The nice thing here is that ZFS shows the best throughput (on average about 50K TPM.) And indeed for a 15% completion_target. Same target for UFS causes huge fluctuations in the throughput graph. Now lets look at the IOPS graph.
Although the pattern is clear lets focus on a smaller time interval to see what happens during one checkpoint interval
The 15% setting seems too much for the UFS case: it needs to continue writing data for the whole period. ZFS on the other hand, puts out a burst of IO's in a 50 second period and from then on the IO settle to a constant amount of "background" IO for the rest of the checkpoint interval (most likely this has a high content of WAL related output.) 15% of 5 minutes is 45 seconds. Indeed ZFS seems to be able to cope with this setting.
The above shows the write IO's per second. How much data is actual written is shown in the following graph.
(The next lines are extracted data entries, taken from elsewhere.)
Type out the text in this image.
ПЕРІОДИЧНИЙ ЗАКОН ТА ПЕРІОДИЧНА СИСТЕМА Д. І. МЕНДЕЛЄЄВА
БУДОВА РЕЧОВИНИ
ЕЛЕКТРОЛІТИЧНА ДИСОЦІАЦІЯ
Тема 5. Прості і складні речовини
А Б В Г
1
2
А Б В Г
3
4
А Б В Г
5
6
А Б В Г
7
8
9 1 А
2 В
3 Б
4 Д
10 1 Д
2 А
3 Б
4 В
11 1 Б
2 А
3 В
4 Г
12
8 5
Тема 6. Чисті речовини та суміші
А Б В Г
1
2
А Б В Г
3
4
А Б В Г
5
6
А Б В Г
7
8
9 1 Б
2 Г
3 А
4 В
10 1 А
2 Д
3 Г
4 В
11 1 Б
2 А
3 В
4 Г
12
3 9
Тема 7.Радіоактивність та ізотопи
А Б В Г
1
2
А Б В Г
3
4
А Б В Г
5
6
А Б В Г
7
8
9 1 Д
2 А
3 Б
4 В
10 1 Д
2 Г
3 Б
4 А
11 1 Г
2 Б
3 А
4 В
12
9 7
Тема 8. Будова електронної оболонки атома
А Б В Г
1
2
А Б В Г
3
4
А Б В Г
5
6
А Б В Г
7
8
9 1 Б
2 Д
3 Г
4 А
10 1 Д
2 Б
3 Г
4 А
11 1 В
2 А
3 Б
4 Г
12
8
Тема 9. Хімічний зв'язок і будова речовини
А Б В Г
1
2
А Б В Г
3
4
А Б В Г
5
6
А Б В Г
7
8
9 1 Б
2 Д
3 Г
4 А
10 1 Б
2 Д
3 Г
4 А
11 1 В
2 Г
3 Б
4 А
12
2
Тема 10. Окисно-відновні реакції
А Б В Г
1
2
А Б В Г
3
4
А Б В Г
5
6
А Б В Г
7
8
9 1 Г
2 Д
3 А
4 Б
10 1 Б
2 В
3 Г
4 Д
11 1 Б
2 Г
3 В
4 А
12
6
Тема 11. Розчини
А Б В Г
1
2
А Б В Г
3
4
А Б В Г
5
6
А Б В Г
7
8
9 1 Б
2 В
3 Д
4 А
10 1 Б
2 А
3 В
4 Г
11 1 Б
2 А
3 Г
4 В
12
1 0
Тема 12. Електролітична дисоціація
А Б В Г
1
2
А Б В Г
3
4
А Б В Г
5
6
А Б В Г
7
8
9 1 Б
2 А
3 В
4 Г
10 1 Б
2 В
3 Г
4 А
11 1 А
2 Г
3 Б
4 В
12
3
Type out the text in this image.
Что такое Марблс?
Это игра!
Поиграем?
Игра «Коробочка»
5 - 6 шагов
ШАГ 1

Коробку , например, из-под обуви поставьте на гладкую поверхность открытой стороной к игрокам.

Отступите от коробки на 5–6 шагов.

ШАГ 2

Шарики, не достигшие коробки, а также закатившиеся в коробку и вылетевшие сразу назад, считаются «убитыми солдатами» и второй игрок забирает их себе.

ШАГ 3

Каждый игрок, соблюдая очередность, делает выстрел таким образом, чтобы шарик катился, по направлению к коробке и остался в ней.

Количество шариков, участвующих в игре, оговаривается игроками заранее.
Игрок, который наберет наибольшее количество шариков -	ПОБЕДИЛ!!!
ZFS is clearly pushing out much more data. During those initial 50 seconds up to 60MB/sec, after that a linear reduction of this amount can be seen. Although the IOPS are rather constant the amount is not. ZFS seems to reduce its write size. UFS pushes significantly less data out to the disks. However it uses so many IO calls that this reduces the overall TPM throughput.
Since ZFS is a logging file system the data written contains both the application (PostgreSQL) data and the logging data. I'll do some extra tests to see how this effects the TPM results. Need to "sacrifice" a 1GB cache disk array for this to emulate a fast SSD-like disk. Will make sure that this one is dedicated for ZFS its so called intent log.